Thoughts of retirement loom large in general. Philippos is only 61, but he’s worked all his life – helping his dad with demolitions as a child, working at refugee settlements as a teen after the invasion – and besides his college-educated boys are here to help now. (He himself cut his studies short, coming back to take advantage of the construction boom in the mid-80s.) “My children call it ‘Philippos Project’,” he says with a smile. “How they can lighten my load, so I can step back little by little.” He doesn’t intend to retire completely – but he has an 800cc BMW motorbike languishing in his basement because he never has time to ride it, and he’d also like to buy a boat and travel more. After all, the work never ends – and won’t be ending, at least for the foreseeable future.

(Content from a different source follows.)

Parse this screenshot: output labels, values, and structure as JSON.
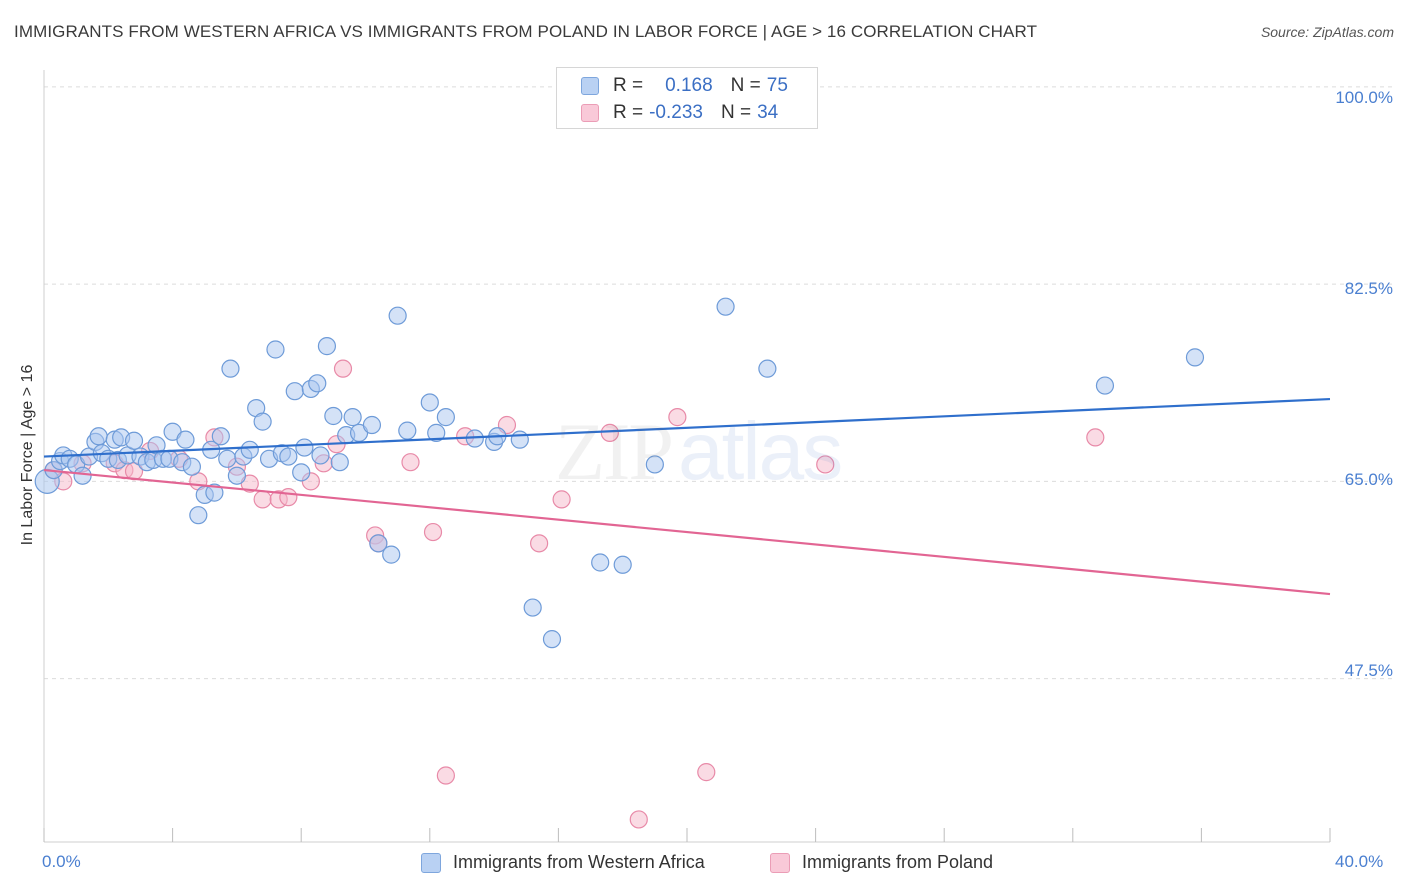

Is that true? Can Cyprus continue on its path of rampant development, an ever-changing landscape of hotels and towers, construction and demolition? “It will continue,” he asserts firmly in his stolid, authoritative manner. “It’ll continue. Because word on the street is that we’re going to be two million people very soon. We’re one million now, with the foreigners.” Lebanese and Israelis are streaming in, Russians and Ukrainians never really left; even when the wars subside they’ll still want to live here, “we’re a safe haven”. Philippos Kameris doesn’t make the rules – he just plays the game, trying to be as decent and professional as possible. It’s like when I ask why dynamite is banned for demolitions here, when it’s permitted throughout Europe. “You’d have to ask those who passed the law,” he replies gruffly. “I’m not a legislative authority – I’m a man of the people. I’m the last wheel on the wagon.” At least I’ll feel a little less indignant now, whenever I see his sign beside the rubble of a house I used to know.